Mini-budget: Advance tax on motor vehicles doubles

Mini-budget: Advance tax on motor vehicles doubles

In a bid to curb the practice of on-money transactions on motor vehicles and boost advance tax revenues, the government has introduced significant changes in the Finance (Supplementary) Bill, 2021, commonly referred to as the mini-budget.

One of the key amendments involves the doubling of advance income tax rates on motor vehicles sold prior to registration. The proposal, presented before the parliament on Thursday, is expected to generate an additional Rs500 million in tax revenue for the Federal Board of Revenue (FBR).

The move to increase advance tax rates on pre-registered vehicles is aimed at discouraging on-money transactions or premiums associated with the sale of motor vehicles. The practice of selling vehicles before registration has been a common loophole exploited by individuals to avoid taxes and engage in speculative trading.
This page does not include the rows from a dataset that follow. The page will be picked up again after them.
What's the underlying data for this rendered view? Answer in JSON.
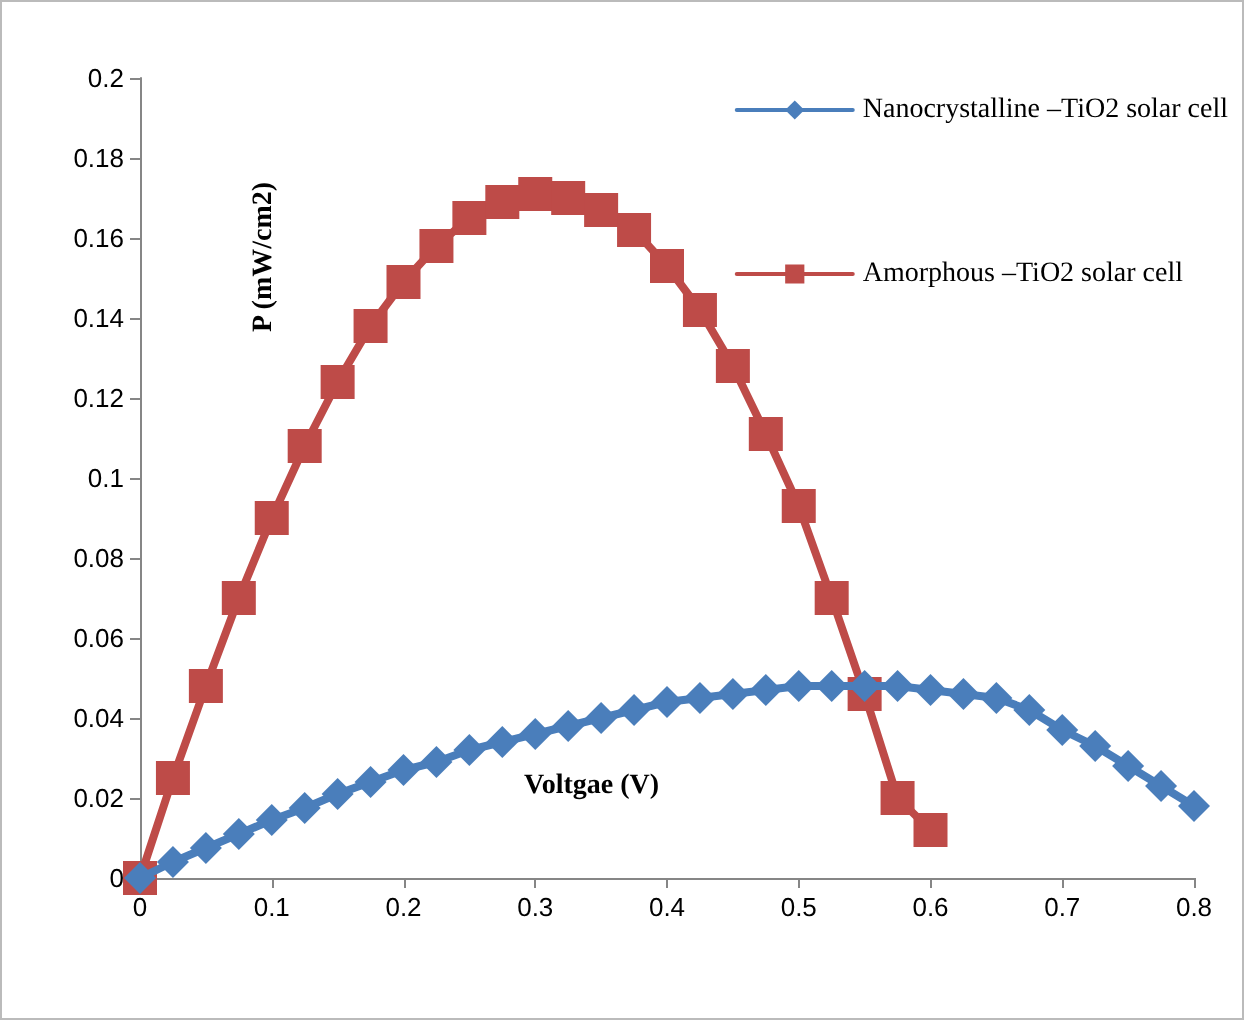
{
  "chart_data": {
    "type": "line",
    "xlabel": "Voltgae (V)",
    "ylabel": "P (mW/cm2)",
    "series": [
      {
        "name": "Nanocrystalline –TiO2 solar cell",
        "color": "#4a7ebb",
        "marker": "diamond",
        "x": [
          0,
          0.025,
          0.05,
          0.075,
          0.1,
          0.125,
          0.15,
          0.175,
          0.2,
          0.225,
          0.25,
          0.275,
          0.3,
          0.325,
          0.35,
          0.375,
          0.4,
          0.425,
          0.45,
          0.475,
          0.5,
          0.525,
          0.55,
          0.575,
          0.6,
          0.625,
          0.65,
          0.675,
          0.7,
          0.725,
          0.75,
          0.775,
          0.8
        ],
        "values": [
          0,
          0.004,
          0.0075,
          0.011,
          0.0145,
          0.0175,
          0.021,
          0.024,
          0.027,
          0.029,
          0.032,
          0.034,
          0.036,
          0.038,
          0.04,
          0.042,
          0.044,
          0.045,
          0.046,
          0.047,
          0.048,
          0.048,
          0.048,
          0.048,
          0.047,
          0.046,
          0.045,
          0.042,
          0.037,
          0.033,
          0.028,
          0.023,
          0.018
        ]
      },
      {
        "name": "Amorphous –TiO2 solar cell",
        "color": "#be4b48",
        "marker": "square",
        "x": [
          0,
          0.025,
          0.05,
          0.075,
          0.1,
          0.125,
          0.15,
          0.175,
          0.2,
          0.225,
          0.25,
          0.275,
          0.3,
          0.325,
          0.35,
          0.375,
          0.4,
          0.425,
          0.45,
          0.475,
          0.5,
          0.525,
          0.55,
          0.575,
          0.6
        ],
        "values": [
          0,
          0.025,
          0.048,
          0.07,
          0.09,
          0.108,
          0.124,
          0.138,
          0.149,
          0.158,
          0.165,
          0.169,
          0.171,
          0.17,
          0.167,
          0.162,
          0.153,
          0.142,
          0.128,
          0.111,
          0.093,
          0.07,
          0.046,
          0.02,
          0.012
        ]
      }
    ],
    "xlim": [
      0,
      0.8
    ],
    "xticks": [
      0,
      0.1,
      0.2,
      0.3,
      0.4,
      0.5,
      0.6,
      0.7,
      0.8
    ],
    "ylim": [
      0,
      0.2
    ],
    "yticks": [
      0,
      0.02,
      0.04,
      0.06,
      0.08,
      0.1,
      0.12,
      0.14,
      0.16,
      0.18,
      0.2
    ],
    "grid": false,
    "legend": "top right",
    "line_style": "solid"
  }
}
Under the proposed changes, the advance tax rates for motor vehicles will see a significant hike across different engine capacities. The existing rates and the proposed rates are as follows:

1. Up to 1000cc:

• Existing Rate: Rs. 50,000

• Proposed Rate: Rs. 100,000

2. 1001cc to 2000cc:

• Existing Rate: Rs. 100,000

• Proposed Rate: Rs. 200,000

3. 2001cc and above:

• Existing Rate: Rs. 200,000

• Proposed Rate: Rs. 400,000

The increase in tax rates is expected to act as a deterrent to the practice of selling vehicles before formal registration, as buyers and sellers alike will now face higher financial implications. This move aligns with the government’s broader strategy to promote transparency, reduce tax evasion, and ensure a fair and equitable taxation system.

According to FBR sources, the decision to enhance advance tax on vehicle registration is a proactive measure to address the challenges associated with on-money transactions in the automotive sector. The surge in revenue, estimated at Rs500 million, will contribute to the government’s fiscal objectives and provide much-needed resources for public welfare initiatives and development projects.
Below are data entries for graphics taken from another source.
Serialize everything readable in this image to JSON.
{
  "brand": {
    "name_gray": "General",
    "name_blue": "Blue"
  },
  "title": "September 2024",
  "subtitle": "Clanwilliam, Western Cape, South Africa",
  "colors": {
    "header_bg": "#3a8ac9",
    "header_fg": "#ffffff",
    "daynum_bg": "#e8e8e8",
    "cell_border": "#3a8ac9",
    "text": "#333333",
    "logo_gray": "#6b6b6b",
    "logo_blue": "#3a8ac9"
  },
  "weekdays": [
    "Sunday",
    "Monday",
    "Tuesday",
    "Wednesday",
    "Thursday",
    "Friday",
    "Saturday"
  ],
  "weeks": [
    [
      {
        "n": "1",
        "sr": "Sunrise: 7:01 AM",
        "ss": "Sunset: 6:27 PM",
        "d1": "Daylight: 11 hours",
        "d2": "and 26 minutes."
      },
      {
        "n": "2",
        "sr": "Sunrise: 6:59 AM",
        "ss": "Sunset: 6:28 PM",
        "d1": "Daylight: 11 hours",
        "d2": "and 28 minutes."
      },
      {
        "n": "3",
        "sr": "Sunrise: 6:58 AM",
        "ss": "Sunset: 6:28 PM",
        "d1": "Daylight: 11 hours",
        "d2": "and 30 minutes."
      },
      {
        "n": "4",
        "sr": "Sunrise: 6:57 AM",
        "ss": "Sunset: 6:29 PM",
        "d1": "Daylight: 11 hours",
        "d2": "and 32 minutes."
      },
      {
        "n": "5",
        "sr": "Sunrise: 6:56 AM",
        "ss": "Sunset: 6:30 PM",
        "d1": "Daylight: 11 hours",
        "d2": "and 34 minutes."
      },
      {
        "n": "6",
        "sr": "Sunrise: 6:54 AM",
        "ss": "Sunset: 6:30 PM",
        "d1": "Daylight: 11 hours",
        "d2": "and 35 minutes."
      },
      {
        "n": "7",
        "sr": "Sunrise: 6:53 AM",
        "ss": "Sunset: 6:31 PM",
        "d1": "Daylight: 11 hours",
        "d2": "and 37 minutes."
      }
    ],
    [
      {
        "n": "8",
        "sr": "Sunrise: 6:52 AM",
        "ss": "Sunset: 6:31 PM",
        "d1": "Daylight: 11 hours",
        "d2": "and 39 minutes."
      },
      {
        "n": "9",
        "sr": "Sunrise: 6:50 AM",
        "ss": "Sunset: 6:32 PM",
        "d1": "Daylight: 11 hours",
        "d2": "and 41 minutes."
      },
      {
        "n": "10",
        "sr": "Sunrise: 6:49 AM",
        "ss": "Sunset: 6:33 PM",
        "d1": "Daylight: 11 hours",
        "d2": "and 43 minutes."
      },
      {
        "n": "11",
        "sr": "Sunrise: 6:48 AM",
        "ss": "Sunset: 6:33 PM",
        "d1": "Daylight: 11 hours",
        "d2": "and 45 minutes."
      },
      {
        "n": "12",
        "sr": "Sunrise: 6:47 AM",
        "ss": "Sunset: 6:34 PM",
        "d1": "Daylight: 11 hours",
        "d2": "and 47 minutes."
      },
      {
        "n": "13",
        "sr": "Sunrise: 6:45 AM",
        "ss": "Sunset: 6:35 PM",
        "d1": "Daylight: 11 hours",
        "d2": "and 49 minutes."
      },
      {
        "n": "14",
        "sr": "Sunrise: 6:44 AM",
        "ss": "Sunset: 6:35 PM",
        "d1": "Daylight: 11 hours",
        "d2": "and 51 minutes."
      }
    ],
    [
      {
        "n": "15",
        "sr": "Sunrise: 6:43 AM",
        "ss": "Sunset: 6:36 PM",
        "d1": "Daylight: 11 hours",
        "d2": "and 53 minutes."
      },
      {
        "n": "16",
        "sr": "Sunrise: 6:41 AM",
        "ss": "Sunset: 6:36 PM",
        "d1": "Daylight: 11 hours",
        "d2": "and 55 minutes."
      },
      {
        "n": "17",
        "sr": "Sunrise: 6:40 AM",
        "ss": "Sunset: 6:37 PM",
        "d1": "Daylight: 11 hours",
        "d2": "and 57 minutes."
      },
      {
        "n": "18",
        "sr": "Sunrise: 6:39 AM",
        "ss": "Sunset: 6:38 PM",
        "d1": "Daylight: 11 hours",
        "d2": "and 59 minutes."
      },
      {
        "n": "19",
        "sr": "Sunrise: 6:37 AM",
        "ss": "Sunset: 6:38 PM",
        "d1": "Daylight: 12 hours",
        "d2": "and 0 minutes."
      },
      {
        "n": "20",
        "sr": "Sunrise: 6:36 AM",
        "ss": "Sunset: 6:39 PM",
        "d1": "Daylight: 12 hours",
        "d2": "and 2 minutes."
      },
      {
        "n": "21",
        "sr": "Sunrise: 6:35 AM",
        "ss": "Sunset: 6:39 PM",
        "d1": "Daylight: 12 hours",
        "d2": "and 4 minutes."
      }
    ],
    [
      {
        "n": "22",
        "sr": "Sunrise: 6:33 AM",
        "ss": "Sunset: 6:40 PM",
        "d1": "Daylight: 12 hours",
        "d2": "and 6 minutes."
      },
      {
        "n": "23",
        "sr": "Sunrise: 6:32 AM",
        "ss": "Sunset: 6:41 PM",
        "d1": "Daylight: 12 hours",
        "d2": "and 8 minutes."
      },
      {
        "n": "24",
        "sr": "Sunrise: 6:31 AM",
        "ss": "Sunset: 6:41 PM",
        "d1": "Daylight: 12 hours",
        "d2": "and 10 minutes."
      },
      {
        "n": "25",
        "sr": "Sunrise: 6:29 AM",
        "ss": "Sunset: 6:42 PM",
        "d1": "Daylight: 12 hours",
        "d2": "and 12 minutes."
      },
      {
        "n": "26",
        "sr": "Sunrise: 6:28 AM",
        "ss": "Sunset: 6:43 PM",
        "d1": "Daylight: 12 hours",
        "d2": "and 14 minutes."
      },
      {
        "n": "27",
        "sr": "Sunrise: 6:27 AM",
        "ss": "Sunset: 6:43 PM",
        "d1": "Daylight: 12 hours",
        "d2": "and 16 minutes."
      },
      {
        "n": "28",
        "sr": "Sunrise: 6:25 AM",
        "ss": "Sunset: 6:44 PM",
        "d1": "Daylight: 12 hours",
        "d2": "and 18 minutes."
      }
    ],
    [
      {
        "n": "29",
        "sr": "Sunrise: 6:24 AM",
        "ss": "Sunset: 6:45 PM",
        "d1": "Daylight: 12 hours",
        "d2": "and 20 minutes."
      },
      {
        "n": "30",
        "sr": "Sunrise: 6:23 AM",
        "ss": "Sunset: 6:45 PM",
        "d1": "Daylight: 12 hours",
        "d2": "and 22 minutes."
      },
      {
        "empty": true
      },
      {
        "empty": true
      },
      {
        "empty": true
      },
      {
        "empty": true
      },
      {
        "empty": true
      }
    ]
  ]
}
While the increase in advance tax rates may face some resistance from certain quarters, proponents argue that it is a necessary step to bring about positive changes in the motor vehicle market. By discouraging speculative trading and promoting legal and transparent transactions, the government aims to create a more accountable and compliant business environment.

The Finance (Supplementary) Bill, 2021, will undergo parliamentary scrutiny and debate before potential implementation. The government anticipates that these changes will not only enhance tax revenues but also foster a culture of tax compliance and responsibility among stakeholders in the automotive industry.